Often people will not be aware of the rules a community has (they don’t read the sidebar or are on mobile where there sidebar is hard to find) OR, as in the case of [email protected], the rules are written deceptively and there are many unwritten rules. Having an additional message that is front and center above the ‘compose a comment’ input field is an attempt to deal with that.
We need alternatives to defederation which is too extreme and total. Mastodon has muting and silencing, for example. I’d like to figure out whatever the threadiverse equivalent of that is - some way to allow access to those who want it while steering naive users away from places where they’re going to have a bad time.
I agree as well. Fediseer supports censures and hesitations towards instances.
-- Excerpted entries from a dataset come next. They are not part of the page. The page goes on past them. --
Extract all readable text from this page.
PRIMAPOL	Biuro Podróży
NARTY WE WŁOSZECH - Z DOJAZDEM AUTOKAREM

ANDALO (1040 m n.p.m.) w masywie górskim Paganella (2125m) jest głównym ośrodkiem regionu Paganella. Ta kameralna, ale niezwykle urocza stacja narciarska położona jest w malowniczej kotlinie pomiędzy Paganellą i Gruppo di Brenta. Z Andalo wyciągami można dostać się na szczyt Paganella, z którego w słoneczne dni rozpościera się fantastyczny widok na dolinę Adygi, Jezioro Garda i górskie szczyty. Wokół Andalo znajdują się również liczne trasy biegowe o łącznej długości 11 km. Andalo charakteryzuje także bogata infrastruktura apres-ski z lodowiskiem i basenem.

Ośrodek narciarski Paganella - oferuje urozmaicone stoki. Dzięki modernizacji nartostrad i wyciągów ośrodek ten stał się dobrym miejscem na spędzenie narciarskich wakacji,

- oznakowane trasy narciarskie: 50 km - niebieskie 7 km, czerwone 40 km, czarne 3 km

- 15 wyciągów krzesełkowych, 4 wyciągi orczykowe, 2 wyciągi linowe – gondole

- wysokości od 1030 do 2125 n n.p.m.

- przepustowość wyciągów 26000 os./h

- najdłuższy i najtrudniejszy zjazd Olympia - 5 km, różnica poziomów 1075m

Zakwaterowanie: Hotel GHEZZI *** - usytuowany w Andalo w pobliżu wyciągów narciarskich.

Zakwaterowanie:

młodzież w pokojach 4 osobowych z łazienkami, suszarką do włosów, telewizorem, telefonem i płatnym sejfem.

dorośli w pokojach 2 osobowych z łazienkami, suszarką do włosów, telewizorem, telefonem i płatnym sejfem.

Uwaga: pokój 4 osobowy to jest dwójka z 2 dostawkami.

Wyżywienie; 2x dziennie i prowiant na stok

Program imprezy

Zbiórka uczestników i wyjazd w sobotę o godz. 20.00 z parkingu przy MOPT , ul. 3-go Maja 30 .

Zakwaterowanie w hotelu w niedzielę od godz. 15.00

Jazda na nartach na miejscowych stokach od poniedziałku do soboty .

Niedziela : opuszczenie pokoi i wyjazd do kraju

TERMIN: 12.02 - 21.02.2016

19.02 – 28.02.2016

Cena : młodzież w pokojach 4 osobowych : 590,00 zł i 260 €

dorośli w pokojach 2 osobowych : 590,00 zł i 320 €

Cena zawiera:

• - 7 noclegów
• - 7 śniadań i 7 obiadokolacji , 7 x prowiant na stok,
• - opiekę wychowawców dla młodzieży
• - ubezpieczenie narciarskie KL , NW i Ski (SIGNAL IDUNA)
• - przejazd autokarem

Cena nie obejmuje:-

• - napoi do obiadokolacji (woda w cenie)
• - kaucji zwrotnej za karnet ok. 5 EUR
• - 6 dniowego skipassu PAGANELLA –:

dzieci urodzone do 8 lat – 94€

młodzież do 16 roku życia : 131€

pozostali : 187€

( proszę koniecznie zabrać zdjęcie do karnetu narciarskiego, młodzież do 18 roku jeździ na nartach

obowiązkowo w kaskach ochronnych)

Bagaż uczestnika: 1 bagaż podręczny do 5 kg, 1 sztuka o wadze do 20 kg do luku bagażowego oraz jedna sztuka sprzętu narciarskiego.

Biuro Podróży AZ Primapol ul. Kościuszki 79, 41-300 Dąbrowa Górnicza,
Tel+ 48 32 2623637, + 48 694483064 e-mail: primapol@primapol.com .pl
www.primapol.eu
You could ingest those and allow piefed to report how they see others and how other see them
Great idea.
I’ve been trying to get into fediseer but piefed does not provide the necessary API to let me claim my instance. I think that’s what it is - I get an error message "There was an api error: Only admins of that piefed are allowed to claim it. ". Do you have any docs I can look at which might help me know what endpoints I need to make?
Fediseer tries to understand the api of each software and then looks for the admins of the site to pm. Do you have an api endpoint which lists the admin usernames?
Yes, I have tried to copy Lemmy’s /api/v3/site endpoint because I saw a lot of requests to it in the server logs.
https://piefed.social/api/v3/site
Actually I can see a few differences that need tidying up… ‘name’ is not correct and ‘displayName’ is missing, for example.
I’ve fixed up the name and display_name parts of the JSON, incase that endpoint is the one you’re after.
An idea that has been spinning in my head a bit is to allow people to subscribe to different levels of moderation. Basically allowing users to choose a “curated”, “moderate”, or “liberal” experience.
Curated: Whitelist of servers rather than blacklist. Well-moderated instances only.
Moderate: Blacklist rather than whitelist, but blocking annoying instances like Lemmygrad and Hexbear. Aiming at a wide yet enjoyable experience.
Liberal: Blacklist, but only blocking instances that allow (or are incapable of handling) content that goes against the content policy.
It’s probably more difficult to implement than what it’s worth. What I like about it however is that it would make the whole process of content curation much more transparent. Right now it’s often not so clear to people signing up to an instance what kind of moderation policy they will be signing up for. At least this would allow the user some agency even after sign-up.